Hello, I am looking for an efficient way to extract data with multiple slices in a list. The best way to show this is with an example -
# Create the data array
data = xr.DataArray(
np.random.rand(5, 6),
dims=["time", "variable"],
coords={
"time": np.arange(5),
"variable": np.arange(6),
},
)
# Define slices
slices = [slice(0, 2), slice(1, 3), slice(2, 4)] # Same length and continous slices
# Select the data for each slice
sliced_data = [data.isel(time=slc).assign_coords(time=np.arange(slc.stop - slc.start)) for slc in slices]

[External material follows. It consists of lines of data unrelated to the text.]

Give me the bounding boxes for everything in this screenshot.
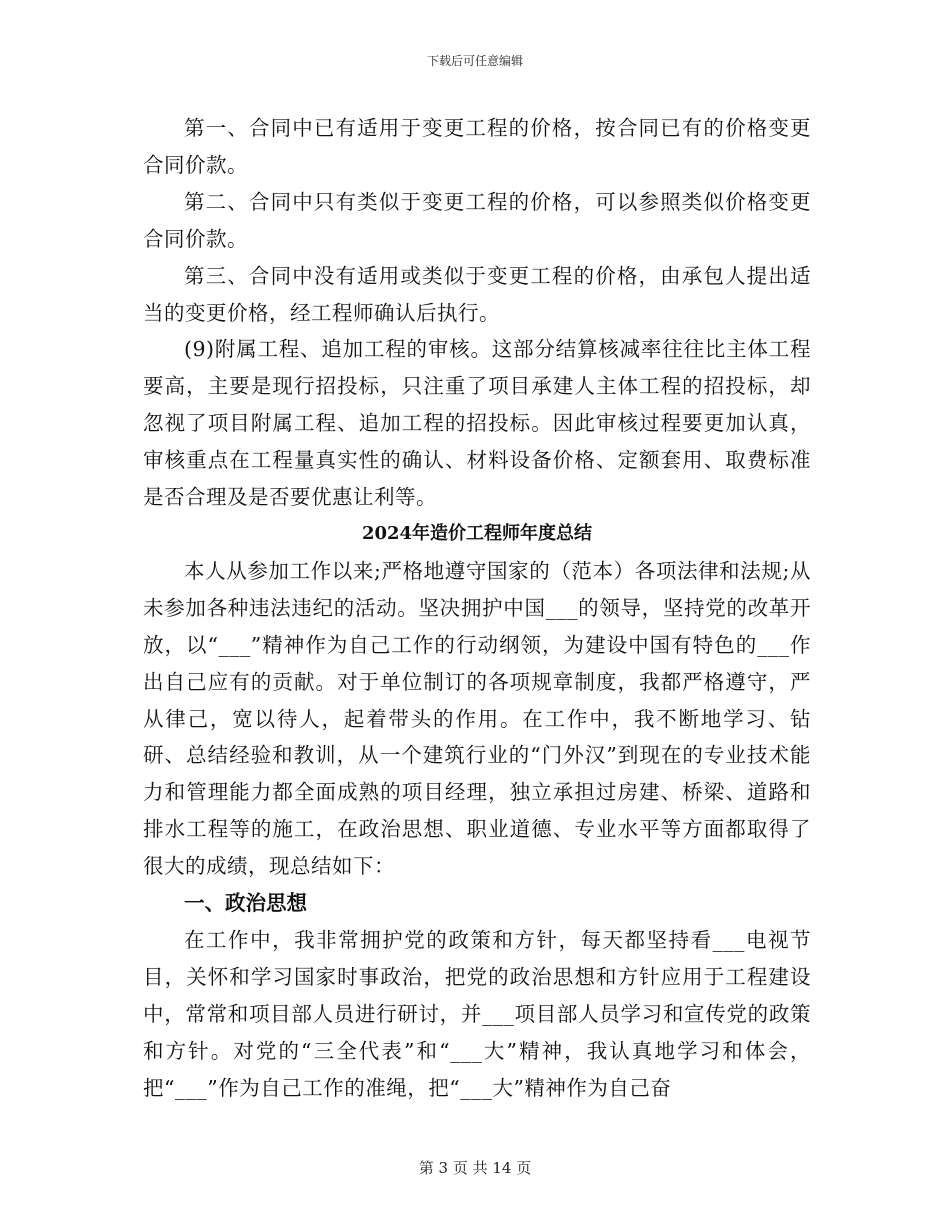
header-note: 下载后可任意编辑	[426, 54, 523, 68]
paragraph-clause-3: 第三、合同中没有适用或类似于变更工程的价格，由承包人提出适当的变更价格，经工程师确认后执行。	[143, 263, 811, 325]
page-number: 第 3 页 共 14 页	[418, 1159, 532, 1177]
document-title: 2024年造价工程师年度总结	[361, 522, 593, 544]
paragraph-political: 在工作中，我非常拥护党的政策和方针，每天都坚持看___电视节目，关怀和学习国家时事政治，把党的政治思想和方针应用于工程建设中，常常和项目部人员进行研讨，并___项目部人员学习和宣传党的政策和方针。对党的“三全代表”和“___大”精神，我认真地学习和体会，把“___”作为自己工作的准绳，把“___大”精神作为自己奋	[143, 927, 811, 1100]
section-heading-political: 一、政治思想	[184, 891, 307, 916]
paragraph-clause-1: 第一、合同中已有适用于变更工程的价格，按合同已有的价格变更合同价款。	[143, 116, 811, 177]
document-body	[143, 110, 811, 1106]
paragraph-clause-2: 第二、合同中只有类似于变更工程的价格，可以参照类似价格变更合同价款。	[143, 189, 811, 251]
paragraph-intro: 本人从参加工作以来;严格地遵守国家的（范本）各项法律和法规;从未参加各种违法违纪的活动。坚决拥护中国___的领导，坚持党的改革开放，以“___”精神作为自己工作的行动纲领，为建设中国有特色的___作出自己应有的贡献。对于单位制订的各项规章制度，我都严格遵守，严从律己，宽以待人，起着带头的作用。在工作中，我不断地学习、钻研、总结经验和教训，从一个建筑行业的“门外汉”到现在的专业技术能力和管理能力都全面成熟的项目经理，独立承担过房建、桥梁、道路和排水工程等的施工，在政治思想、职业道德、专业水平等方面都取得了很大的成绩，现总结如下：	[143, 558, 811, 879]
paragraph-item-9: (9)附属工程、追加工程的审核。这部分结算核减率往往比主体工程要高，主要是现行招投标，只注重了项目承建人主体工程的招投标，却忽视了项目附属工程、追加工程的招投标。因此审核过程要更加认真，审核重点在工程量真实性的确认、材料设备价格、定额套用、取费标准是否合理及是否要优惠让利等。	[143, 337, 811, 510]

# Concatenate along the new dimension 'window_dim'
result = xr.concat(sliced_data, dim='window_dim')
print(result)
OUTPUT:
<xarray.DataArray (window_dim: 3, time: 2, variable: 6)>
array([[[0.33547378, 0.67330893, 0.69904389, 0.88787631, 0.26807342,
0.07760665],
[0.78355031, 0.6135081 , 0.75868513, 0.16590802, 0.71739294,
0.42383822]],
[[0.78355031, 0.6135081 , 0.75868513, 0.16590802, 0.71739294,
0.42383822],
[0.01768034, 0.5773279 , 0.09635795, 0.0637734 , 0.63216361,
0.78761642]],
[[0.01768034, 0.5773279 , 0.09635795, 0.0637734 , 0.63216361,
0.78761642],
[0.4377235 , 0.42413106, 0.16612197, 0.1085243 , 0.35388582,
0.47942606]]])
Coordinates:
* time (time) int64 0 1
* variable (variable) int64 0 1 2 3 4 5
Dimensions without coordinates: window_dim
I am wondering how to do this without the for loop or xr.concat(). I have tried using rolling() on the data like so -
rolling_data = data.rolling(time=len(data.time)-total_steps, center=False).construct('window_dim')
data2 = rolling_data.transpose('window_dim', 'time', 'variable', 'y', 'x').isel(time=slice(len(data.time)-total_steps-1,None))
But when I choose a certain index/slice of indices, and convert to numpy before I pass it to my machine learning model, it takes forever. Thus, my idea is to use rolling indices and extract the data but as you can see it requires the for loop which is not the best idea.